Sketched this out this morning and it’s been bugging me:
- If we enumerate ℚ with each element as its decimal expansion, we know that any new number we make a la the old diagonalization trick must be irrational, else we’d have a reductio proving ℚ‘s uncountability
- This is true irrespective of which enumeration/method of “tweaking” the diagonal we pick
- So make the following map for the digits of the diagonal:
- $0 \rightarrow 1$
- $1,2 \rightarrow 4$
- $3,4 \rightarrow 2$
- $5,6 \rightarrow 8$
- $7 \rightarrow 5$
- $9 \rightarrow 7$
- Then pick an enumeration which cycles through ℚ in a way that guarantees the above digits repeat when we apply the map
Clearly this is me being dumb somewhere but I’m not sure where exactly?
At some point, there will be $\frac 1 7 = 0.\overline{142857}$ in your enumeration of $\mathbb Q$. At that point you have to pick a digit in your new number that makes sure it is not equal to $\frac 1 7$, rendering step $4$ impossible.

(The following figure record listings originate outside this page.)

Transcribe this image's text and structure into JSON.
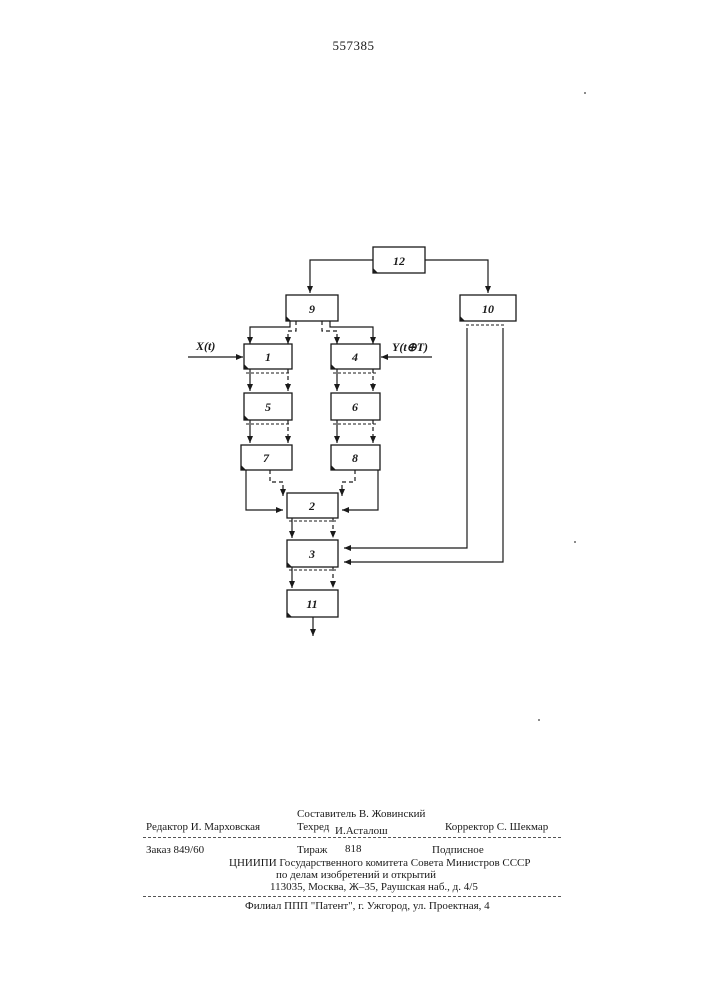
{
  "patent_number": "557385",
  "diagram": {
    "blocks": [
      {
        "id": "b12",
        "label": "12"
      },
      {
        "id": "b9",
        "label": "9"
      },
      {
        "id": "b10",
        "label": "10"
      },
      {
        "id": "b1",
        "label": "1"
      },
      {
        "id": "b4",
        "label": "4"
      },
      {
        "id": "b5",
        "label": "5"
      },
      {
        "id": "b6",
        "label": "6"
      },
      {
        "id": "b7",
        "label": "7"
      },
      {
        "id": "b8",
        "label": "8"
      },
      {
        "id": "b2",
        "label": "2"
      },
      {
        "id": "b3",
        "label": "3"
      },
      {
        "id": "b11",
        "label": "11"
      }
    ],
    "input_x": "X(t)",
    "input_y": "Y(t⊕T)"
  },
  "colophon": {
    "compiler": "Составитель В. Жовинский",
    "editor": "Редактор И. Марховская",
    "techred": "Техред",
    "techred_name": "И.Асталош",
    "corrector": "Корректор С. Шекмар",
    "order": "Заказ 849/60",
    "circulation": "Тираж",
    "circulation_num": "818",
    "subscription": "Подписное",
    "org_line1": "ЦНИИПИ Государственного комитета Совета Министров СССР",
    "org_line2": "по делам изобретений и открытий",
    "org_address": "113035, Москва, Ж–35, Раушская наб., д. 4/5",
    "branch": "Филиал ППП \"Патент\", г. Ужгород, ул. Проектная, 4"
  }
}
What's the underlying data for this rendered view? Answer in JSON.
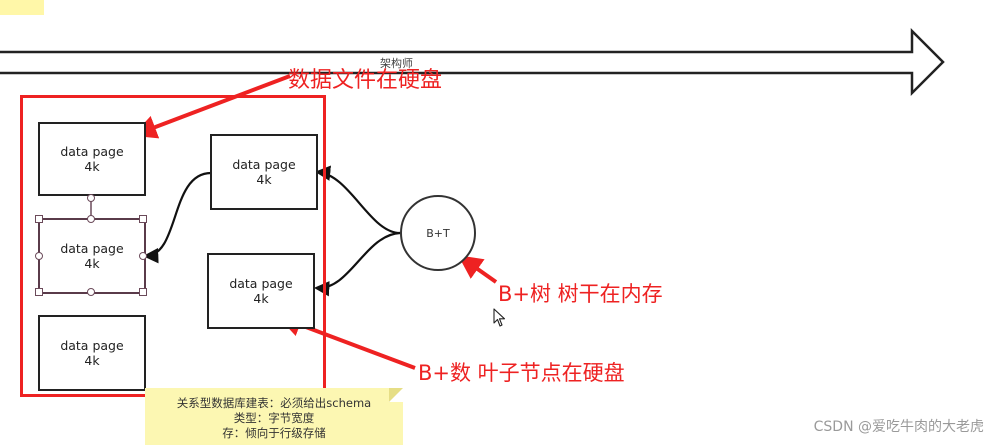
{
  "diagram": {
    "arch_label": "架构师",
    "box_label": "data page",
    "box_size": "4k",
    "btree_node": "B+T",
    "annotations": {
      "disk_files": "数据文件在硬盘",
      "btree_memory": "B+树 树干在内存",
      "leaf_disk": "B+数 叶子节点在硬盘"
    },
    "sticky_note": {
      "line1": "关系型数据库建表：必须给出schema",
      "line2": "类型：字节宽度",
      "line3": "存：倾向于行级存储"
    },
    "watermark": "CSDN @爱吃牛肉的大老虎"
  },
  "colors": {
    "annotation_red": "#ee2222",
    "sticky_yellow": "#fcf7b2",
    "stroke": "#222222"
  }
}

Tweaking your enumeration on the go to avoid hitting $0.\overline{142857}$ indefinitely you will end up with an enumeration of (a subset of) $\mathbb Q\setminus\{\tfrac 1 7\}$. Not being on that list doesn't prove irrationality. It just proves your new number is irrational or equal to a rational number not on the list, like $\frac 1 7$.